A coordenadora da Clínica de Direitos Humanos da Universidade Federal do Amapá, Elinara Oeiras Assunção, explicou que a pesquisa teve como objetivo observar como os tribunais do trabalho têm julgado casos envolvendo trabalhadores contaminados por mercúrio, especialmente em atividades como o garimpo. “Identificamos padrões de julgamento que apontam para a incidência da contaminação e buscamos trazer essas evidências científicas para dentro do tribunal. A ideia é sensibilizar os magistrados e contribuir para a criação de protocolos que protejam a saúde do trabalhador, associando argumentos jurídicos com dados científicos. Nosso objetivo é aproximar as universidades e as clínicas de direitos humanos da rede amazônica do sistema de justiça, para que juntos possamos pensar estratégias que garantam justiça social, reforça.”
Incompatibilidade
Apesar da forte presença da mineração ilegal na Amazônia — atividade que frequentemente utiliza mercúrio em seus processos — os dados oficiais apontam maior incidência de casos em São Paulo. Cristina Terezo destaca que essa discrepância revela uma incompatibilidade entre os dados formais e a realidade vivida na região amazônica. “Realizamos audiências públicas e colhemos dados com a sociedade civil e cientistas locais que mostram uma realidade muito mais crítica do que os números oficiais indicam”, afirmou.
A professora Silvia Loureiro, da Universidade do Estado do Amazonas, reforça a necessidade de se ter um retrato mais realista da contaminação pelo mercúrio na Amazônia. “Em parceria com o laboratório de farmacologia molecular da UFPA, conseguimos evidenciar dados que antes eram invisibilizados na área da saúde. Apesar dos achados relevantes, o número de processos judiciais ainda é pequeno diante da gravidade e da extensão da contaminação por mercúrio na região amazônica.”
O desembargador do trabalho, Sérgio Rocha, ressaltou a relevância da pesquisa acadêmica sobre os impactos da contaminação por mercúrio, especialmente na região amazônica. “A contribuição da academia é absolutamente fundamental para o enfrentamento da contaminação por mercúrio, especialmente na nossa região amazônica. Sabemos que esse problema existe, mas ainda não conseguimos mensurar com precisão o seu alcance — tanto nas relações de trabalho quanto na saúde da população em geral. Os dados da pesquisa nos ajudam a entender como os diferentes ramos da Justiça estão lidando com essa questão. Isso nos permite planejar melhor nossas ações, visualizar com mais clareza o problema e tomar medidas concretas para proteger os jurisdicionados e prevenir novos casos”, reforça.
Políticas Públicas
O relatório também propõe a criação de políticas públicas mais eficazes e apresenta uma minuta de projeto de lei, que evoluiu para o Projeto de Lei nº 1011, voltado à regulamentação nacional sobre o uso e os impactos do mercúrio. A expectativa do grupo é que o TRT-8 atue como agente mobilizador, contribuindo para que os dados da pesquisa ganhem visibilidade e influenciem decisões políticas e judiciais.

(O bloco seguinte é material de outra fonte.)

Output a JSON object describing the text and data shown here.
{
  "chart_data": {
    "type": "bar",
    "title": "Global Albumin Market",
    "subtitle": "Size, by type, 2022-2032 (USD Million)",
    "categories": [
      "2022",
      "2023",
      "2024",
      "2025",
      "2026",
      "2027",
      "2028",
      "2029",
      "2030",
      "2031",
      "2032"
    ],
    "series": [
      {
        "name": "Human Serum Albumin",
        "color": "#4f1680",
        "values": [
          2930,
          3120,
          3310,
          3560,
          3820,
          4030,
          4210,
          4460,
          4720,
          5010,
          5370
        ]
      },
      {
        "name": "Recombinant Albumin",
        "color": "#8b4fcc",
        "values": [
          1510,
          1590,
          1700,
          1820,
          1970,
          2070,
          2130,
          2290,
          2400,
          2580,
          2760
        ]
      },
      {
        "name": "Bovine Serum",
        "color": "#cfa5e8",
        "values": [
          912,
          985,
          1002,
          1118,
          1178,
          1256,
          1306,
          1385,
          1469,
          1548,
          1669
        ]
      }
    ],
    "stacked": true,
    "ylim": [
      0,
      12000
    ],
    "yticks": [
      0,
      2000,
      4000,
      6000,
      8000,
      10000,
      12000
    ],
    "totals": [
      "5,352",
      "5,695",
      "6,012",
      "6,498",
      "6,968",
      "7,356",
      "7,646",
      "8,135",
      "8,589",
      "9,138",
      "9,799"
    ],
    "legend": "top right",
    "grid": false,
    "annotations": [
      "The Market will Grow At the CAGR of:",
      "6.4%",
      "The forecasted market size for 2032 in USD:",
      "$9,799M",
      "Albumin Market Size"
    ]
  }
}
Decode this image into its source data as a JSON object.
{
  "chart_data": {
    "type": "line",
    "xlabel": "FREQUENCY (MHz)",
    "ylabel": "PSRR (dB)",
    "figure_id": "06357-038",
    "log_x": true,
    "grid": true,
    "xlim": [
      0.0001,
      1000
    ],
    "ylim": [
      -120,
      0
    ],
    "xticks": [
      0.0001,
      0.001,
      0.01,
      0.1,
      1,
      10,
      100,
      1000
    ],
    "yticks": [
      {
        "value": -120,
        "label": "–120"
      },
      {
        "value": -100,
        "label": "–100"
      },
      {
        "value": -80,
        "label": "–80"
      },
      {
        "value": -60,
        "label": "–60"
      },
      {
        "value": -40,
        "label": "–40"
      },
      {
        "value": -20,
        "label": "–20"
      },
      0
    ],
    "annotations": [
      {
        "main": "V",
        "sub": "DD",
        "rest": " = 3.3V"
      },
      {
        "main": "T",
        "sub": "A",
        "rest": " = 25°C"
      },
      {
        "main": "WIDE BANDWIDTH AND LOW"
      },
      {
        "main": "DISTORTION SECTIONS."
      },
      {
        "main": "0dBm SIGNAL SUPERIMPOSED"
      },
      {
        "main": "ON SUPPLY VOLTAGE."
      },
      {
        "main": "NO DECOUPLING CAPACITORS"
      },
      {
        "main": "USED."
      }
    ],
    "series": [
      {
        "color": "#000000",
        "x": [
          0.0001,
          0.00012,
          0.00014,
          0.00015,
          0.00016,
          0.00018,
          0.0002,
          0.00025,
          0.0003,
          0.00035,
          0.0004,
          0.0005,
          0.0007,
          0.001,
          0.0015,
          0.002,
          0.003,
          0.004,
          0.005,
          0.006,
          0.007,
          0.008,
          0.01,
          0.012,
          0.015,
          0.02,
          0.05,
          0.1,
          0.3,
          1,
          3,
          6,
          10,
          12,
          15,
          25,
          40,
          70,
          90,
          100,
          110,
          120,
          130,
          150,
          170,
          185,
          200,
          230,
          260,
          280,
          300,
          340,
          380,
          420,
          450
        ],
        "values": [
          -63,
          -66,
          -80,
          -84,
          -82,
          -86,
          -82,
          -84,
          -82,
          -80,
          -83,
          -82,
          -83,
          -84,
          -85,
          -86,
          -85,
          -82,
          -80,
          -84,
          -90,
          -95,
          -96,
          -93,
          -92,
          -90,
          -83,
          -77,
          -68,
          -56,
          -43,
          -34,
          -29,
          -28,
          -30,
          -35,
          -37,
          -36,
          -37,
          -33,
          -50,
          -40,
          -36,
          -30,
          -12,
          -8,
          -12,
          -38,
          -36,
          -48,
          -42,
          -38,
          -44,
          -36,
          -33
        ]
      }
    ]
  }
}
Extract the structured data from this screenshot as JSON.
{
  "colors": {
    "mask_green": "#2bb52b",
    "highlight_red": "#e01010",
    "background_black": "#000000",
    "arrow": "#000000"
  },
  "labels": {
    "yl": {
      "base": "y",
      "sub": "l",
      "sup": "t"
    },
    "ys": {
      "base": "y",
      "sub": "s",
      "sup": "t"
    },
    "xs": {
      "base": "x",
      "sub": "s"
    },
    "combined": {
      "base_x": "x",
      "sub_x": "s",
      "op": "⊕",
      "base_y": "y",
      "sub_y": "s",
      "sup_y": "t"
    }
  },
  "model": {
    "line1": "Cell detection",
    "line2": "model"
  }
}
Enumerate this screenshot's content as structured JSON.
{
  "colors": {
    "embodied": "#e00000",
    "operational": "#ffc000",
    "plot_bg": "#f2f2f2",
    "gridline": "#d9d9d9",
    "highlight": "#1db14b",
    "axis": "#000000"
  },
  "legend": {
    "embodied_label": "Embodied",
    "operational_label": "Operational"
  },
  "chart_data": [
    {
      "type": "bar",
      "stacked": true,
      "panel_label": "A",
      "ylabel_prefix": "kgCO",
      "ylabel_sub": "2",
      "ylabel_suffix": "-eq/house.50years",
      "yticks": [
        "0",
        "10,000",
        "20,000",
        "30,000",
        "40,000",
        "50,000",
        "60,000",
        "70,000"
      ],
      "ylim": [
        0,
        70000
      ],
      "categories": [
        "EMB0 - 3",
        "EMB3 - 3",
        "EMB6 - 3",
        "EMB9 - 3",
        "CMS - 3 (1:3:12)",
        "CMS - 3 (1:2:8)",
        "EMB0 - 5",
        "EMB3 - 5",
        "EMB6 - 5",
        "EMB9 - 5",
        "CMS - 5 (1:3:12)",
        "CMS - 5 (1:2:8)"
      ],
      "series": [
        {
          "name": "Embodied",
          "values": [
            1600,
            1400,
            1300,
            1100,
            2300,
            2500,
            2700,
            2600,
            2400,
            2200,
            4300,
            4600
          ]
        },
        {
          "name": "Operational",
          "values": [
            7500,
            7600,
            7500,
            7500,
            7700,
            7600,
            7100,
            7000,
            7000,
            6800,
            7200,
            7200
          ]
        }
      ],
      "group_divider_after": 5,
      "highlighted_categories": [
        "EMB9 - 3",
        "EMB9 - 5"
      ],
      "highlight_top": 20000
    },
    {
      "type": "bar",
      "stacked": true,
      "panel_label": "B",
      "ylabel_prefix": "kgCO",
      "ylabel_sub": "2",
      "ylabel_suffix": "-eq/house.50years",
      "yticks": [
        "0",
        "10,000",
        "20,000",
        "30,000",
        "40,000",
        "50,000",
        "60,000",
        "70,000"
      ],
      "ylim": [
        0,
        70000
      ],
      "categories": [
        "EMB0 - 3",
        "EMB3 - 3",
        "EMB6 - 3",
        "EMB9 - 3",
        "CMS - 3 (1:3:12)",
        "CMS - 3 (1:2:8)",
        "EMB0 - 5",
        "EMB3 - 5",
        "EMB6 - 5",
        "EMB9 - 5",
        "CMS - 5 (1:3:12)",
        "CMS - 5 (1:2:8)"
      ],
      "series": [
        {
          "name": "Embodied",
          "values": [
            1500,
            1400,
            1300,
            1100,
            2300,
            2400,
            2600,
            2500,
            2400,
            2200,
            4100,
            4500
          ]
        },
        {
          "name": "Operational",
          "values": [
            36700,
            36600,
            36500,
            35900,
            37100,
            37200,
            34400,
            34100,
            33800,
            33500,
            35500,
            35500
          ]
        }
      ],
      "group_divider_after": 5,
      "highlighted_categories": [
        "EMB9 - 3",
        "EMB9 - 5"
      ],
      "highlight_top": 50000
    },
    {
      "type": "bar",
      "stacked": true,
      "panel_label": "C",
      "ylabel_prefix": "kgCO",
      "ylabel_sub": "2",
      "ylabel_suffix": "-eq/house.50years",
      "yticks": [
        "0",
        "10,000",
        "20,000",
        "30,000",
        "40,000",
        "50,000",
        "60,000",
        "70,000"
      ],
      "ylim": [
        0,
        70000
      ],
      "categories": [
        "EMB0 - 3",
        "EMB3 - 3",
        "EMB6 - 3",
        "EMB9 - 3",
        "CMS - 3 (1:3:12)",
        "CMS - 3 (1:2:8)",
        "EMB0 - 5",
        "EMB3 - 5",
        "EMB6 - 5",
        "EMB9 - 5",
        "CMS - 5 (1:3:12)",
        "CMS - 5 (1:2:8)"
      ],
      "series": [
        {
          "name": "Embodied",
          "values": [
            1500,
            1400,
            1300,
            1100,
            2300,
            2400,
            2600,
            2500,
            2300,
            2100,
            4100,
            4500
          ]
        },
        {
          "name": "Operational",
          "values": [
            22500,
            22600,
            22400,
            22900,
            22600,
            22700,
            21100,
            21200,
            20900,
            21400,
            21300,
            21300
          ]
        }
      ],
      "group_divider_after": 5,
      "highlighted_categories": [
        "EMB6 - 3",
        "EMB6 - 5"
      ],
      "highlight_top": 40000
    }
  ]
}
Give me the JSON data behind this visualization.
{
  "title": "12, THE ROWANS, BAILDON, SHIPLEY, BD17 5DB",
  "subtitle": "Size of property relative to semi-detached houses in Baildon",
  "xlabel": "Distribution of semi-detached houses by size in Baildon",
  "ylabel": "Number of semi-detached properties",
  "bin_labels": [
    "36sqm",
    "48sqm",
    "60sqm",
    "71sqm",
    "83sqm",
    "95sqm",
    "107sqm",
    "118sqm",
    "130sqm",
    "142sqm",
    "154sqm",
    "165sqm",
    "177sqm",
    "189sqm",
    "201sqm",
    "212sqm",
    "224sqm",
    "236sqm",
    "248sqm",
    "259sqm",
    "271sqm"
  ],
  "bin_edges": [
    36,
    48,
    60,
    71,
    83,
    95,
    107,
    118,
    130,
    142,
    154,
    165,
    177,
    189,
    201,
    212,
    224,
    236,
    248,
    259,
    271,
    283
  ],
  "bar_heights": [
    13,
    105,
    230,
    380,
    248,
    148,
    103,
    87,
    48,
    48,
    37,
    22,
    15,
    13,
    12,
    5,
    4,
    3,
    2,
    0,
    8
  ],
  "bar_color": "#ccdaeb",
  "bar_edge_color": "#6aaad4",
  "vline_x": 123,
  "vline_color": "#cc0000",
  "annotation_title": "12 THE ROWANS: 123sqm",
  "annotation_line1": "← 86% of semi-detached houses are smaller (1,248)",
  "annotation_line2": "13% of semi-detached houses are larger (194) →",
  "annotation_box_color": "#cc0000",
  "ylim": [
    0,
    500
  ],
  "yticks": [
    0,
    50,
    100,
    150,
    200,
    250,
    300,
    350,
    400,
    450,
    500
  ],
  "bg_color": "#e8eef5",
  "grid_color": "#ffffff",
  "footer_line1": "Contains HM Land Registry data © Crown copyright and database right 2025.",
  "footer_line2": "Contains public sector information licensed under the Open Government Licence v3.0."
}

Para a presidente do TRT-8, Sulamir Palmeira Monassa de Almeida, a pesquisa apresentada pelas universidades é essencial para que o tribunal compreenda melhor a realidade dos trabalhadores expostos ao mercúrio, especialmente na Amazônia. “Embora os números oficiais não revelem muitos casos, sabemos que isso se deve à baixa procura pela Justiça. A proposta que o PL 1011 traz de incluir a tipagem de metais pesados nos exames da rede pública é um avanço importante, pois mapeará com mais precisão os impactos na saúde do trabalhador. A Justiça do Trabalho está pronta para cooperar e fortalecer essa iniciativa”, destaca.